Friday, June 26, 2015

Do You Have The Time To Become You?

How Did I Become Me?

I wandered around the world until I was thirty-three before I discovered what I wanted to do with my life. Globe-trotting and learning about different cultures fed my thirst for adventure for many years, and I always had one eye open for what it was I would become. However, there came a point when I was beginning to feel a little frustrated and tired of living such a selfish life. I thought it would be too easy just to travel forever, and so the desire to contribute to the world in some way gradually began to devour my wanderlust.

Coincidentally, I met a woman on a beach in Portugal after I had just returned from my latest stint in East Africa and was actually at a loss for the first time in years as to where to go next. I moved into her summer house and then she invited me to come and live with her after the holidays ended. She basically brought me in off the street and then began my reintroduction into society. I thought I would finally work out what I was going to do with all the time I had left on this planet. Not so- it still took a long-winded, stormy relationship and four more years before I stumbled upon a sculptor at a local market and knew instantly that sculpture was to be my life.

I signed up for a one year course in the Sociedade Nationale Das Belas Artes in Lisbon and I also enrolled in an international sculpture apprenticeship. From here, my life changed drastically. I had always been known as the party man- Ger don’t care, but I’d found something more important than my anger and my idealistic excuses to get wasted every day, all day. In fact I soon realised I could not do sculpture the morning after partying: I actually needed a clear head. For many who know me the idea of a clear head was absurd.

For the first eight years of my artistic development I refused to do exhibitions because I knew I was still learning and making mistakes, perfecting and experimenting. I wanted to wait until I was producing pieces which were well crafted. Then I was diagnosed with Hepatitis C. Facing death and at the same time on the verge of getting married to the first person I had ever met in my life, who I truly believed loved me, and without drugs to depend on anymore, I temporarily drowned. I wandered around my town in a daze for a few hours after hearing the news from the hospital.

Luckily, my iron shirt was not far away and I approached the planned six month treatment, for which there was an 80% success rate, positively- I’d contracted the best Hep C possible- Genotype 3A, the most curable. They could even trace back the strain to the country of origin and almost refused to treat me because I had obviously contracted it years before in another country. Hepatitis C is only blood transmitted and was not discovered until 1989, until that time best practice in most dentists’ and doctors’ surgeries did not protect people from the virus, tattooists’ parlours and many other places either.

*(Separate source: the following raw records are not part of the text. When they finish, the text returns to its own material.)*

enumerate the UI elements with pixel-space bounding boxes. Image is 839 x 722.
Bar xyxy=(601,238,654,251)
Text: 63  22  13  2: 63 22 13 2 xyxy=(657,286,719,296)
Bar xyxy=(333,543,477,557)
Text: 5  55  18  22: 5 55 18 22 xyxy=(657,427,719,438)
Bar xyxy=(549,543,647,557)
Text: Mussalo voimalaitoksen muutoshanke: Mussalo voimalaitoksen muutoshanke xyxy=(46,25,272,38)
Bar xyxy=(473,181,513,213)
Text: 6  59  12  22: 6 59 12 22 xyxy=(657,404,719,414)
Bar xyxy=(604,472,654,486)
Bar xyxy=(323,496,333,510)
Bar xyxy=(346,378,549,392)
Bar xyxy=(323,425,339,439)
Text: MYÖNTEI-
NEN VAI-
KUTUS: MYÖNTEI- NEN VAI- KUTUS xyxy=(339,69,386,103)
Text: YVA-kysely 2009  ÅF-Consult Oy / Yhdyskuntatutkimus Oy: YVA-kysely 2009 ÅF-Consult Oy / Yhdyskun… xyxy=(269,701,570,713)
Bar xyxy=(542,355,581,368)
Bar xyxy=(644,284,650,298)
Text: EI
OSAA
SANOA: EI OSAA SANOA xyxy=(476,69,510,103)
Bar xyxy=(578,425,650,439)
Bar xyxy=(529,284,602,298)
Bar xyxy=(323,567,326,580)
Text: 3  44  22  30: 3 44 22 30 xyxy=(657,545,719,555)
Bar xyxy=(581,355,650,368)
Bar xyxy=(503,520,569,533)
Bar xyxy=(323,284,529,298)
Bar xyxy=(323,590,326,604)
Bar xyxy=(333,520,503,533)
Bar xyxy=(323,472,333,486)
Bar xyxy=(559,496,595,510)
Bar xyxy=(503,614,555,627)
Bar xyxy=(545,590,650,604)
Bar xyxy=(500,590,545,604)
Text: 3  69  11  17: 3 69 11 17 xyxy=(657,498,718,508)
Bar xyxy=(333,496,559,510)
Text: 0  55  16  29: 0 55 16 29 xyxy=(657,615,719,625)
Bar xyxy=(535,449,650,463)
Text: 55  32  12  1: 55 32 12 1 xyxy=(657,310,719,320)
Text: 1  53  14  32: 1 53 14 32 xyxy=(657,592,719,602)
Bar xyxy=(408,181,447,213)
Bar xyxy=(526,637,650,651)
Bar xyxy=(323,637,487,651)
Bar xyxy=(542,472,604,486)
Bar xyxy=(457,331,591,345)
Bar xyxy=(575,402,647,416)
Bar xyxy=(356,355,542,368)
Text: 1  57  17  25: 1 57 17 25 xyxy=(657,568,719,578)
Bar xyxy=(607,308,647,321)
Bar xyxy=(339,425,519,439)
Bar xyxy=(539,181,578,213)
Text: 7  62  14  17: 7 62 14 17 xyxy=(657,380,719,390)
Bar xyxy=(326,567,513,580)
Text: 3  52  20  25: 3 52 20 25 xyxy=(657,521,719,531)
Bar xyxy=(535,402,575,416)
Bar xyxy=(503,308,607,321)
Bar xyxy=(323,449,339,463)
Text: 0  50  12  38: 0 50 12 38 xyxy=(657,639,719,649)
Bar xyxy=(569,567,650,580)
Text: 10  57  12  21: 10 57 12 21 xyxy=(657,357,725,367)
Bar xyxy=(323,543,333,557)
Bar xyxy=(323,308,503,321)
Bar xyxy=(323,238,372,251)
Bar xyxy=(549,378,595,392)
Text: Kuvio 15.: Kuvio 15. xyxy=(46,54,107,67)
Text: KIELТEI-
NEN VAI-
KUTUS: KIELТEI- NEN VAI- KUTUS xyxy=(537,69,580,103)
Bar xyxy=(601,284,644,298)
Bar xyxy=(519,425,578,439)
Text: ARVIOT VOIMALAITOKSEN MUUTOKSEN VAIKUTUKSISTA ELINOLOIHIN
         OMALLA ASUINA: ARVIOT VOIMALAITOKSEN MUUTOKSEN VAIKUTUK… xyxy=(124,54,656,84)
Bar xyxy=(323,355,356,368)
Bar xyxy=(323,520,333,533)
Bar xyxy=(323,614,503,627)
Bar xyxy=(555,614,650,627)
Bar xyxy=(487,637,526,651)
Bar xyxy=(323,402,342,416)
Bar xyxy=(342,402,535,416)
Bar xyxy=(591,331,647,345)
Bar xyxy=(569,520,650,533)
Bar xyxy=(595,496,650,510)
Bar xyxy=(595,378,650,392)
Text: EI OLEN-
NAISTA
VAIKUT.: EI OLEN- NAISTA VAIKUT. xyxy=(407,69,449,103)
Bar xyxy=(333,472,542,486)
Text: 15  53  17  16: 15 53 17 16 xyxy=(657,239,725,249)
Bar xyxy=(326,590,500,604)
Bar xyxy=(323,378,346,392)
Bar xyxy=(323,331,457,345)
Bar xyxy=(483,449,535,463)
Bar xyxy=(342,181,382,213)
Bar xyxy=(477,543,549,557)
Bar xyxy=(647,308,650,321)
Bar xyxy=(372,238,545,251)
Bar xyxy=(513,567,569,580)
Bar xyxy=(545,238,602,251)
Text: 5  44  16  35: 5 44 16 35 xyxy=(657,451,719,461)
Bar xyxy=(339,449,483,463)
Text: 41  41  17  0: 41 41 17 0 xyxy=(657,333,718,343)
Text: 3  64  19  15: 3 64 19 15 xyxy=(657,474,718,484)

Everyone has the right to be tested for the virus, but it is not encouraged because there are too many of us and governments are worried about the cost. If you are over twenty-six, you should go to the doctor and demand a check up. This killer virus often shows no symptoms, while at the same time it slowly destroys your liver. By the time you feel signs of something being wrong, it is often too late to reverse the damage done. If you need help or assistance this British based foundation is the best place in the world for advice and support. http://www.hepctrust.org.uk/

It was during this fuzzy haze of a six month period, which actually lasted two years that I began to write up all the thoughts I had written down over the years. Although, I absolutely do NOT believe that everything happens for a reason, I know that stepping stones lead somewhere. I found a wonderful quote the other day by Nora Roberts, “If you don’t go after what you want, you will never have it. If you don’t ask, the answer is always no. If you don’t step forward, you’re always in the same place.”

I could not sculpt during my illness, I could barely leave the house because the injections and pills I was taking were so strong. For once, I was glad of my cursed second passion- writing. Wow, I suddenly realized I could still be productive in my dark hole, tapping away at the computer. I wrote three books over and over and when I reached the light at the end of the tunnel, I did not feel like the illness had stolen much of my life- incidentally, I beat the virus. And that is how my path led me into the writing world and that is how I became ME.

I honestly believe in following your heart and being as idealistic as possible in Life- Do not constrain yourself to deadlines and time-frames, enjoy the ride as well as the destination and you will look back on your life with satisfaction and pride, instead of regrets and hankering after what could have been.